“God save us!”
“He’s taken his silver flask too,” Etruria said in a low voice. She was examining the dressing-table. “And his watch.”
“His watch?”
“Yes, Miss.”
“But that’s odd,” Mary said, fixing her eyes on Toft. “Don’t you think that’s odd? If my uncle had rambled out in some nightmare or—or wandering, would he have taken his flask and his watch, Toft? Are his spectacles there?”
Toft inspected the table, raised the pillow, felt under the bolster. “No, Miss,” he said; “he’s taken them.”
“Ah!” Mary replied; “then I have hope. Wherever he is, he is in his senses. Now, Toft!”—she looked hard at the man—“think again! Surely since he had this in his mind last night he must have let something drop? Some word?”
The man shook his head. “Not that I heard, Miss,” he said.
Mary sighed. But Mrs. Toft was less patient. She exploded. “You gaby!” she cried. “Where’s your senses? It’s to you we’re looking, and a poor stick you are in time of trouble! I couldn’t have believed it! Find your tongue, Toft, say something! You knew the Master down to his shoe leather. Let’s hear what you do think! He couldn’t walk far! He couldn’t walk a mile without help. Where is he? Where do you think he is?”

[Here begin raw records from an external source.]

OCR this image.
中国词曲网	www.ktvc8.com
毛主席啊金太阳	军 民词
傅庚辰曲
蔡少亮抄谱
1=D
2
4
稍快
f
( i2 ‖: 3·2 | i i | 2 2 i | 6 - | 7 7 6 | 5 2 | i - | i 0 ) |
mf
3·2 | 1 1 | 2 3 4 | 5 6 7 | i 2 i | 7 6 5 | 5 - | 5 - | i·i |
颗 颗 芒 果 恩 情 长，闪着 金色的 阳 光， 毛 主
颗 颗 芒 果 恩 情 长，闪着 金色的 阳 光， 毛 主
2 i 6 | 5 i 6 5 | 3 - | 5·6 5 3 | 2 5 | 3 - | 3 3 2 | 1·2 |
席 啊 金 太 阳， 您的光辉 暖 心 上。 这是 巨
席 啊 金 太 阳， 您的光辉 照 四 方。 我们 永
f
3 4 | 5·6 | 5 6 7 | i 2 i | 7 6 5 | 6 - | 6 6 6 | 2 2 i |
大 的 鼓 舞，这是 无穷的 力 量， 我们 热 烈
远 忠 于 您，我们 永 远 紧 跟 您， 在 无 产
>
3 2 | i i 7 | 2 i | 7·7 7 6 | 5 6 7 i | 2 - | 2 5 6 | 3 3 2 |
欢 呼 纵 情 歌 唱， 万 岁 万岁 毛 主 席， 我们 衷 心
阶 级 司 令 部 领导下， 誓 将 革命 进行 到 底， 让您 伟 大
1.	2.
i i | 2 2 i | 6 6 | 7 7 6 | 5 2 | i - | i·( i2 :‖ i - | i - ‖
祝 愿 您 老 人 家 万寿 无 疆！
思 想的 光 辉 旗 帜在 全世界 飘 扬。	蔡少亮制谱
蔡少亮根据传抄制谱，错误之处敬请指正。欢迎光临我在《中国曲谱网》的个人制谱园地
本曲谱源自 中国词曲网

Toft’s answer silenced them. If one of the mute, staring figures on the walls—that watched as from the boxes of a theatre the living actors—had stepped down, it would hardly have affected them more deeply. The man sat down on the bed, covered his face with his hands, and rocking himself to and fro broke into a passion of weeping. “The poor Master!” he cried between his sobs. “The poor Master!”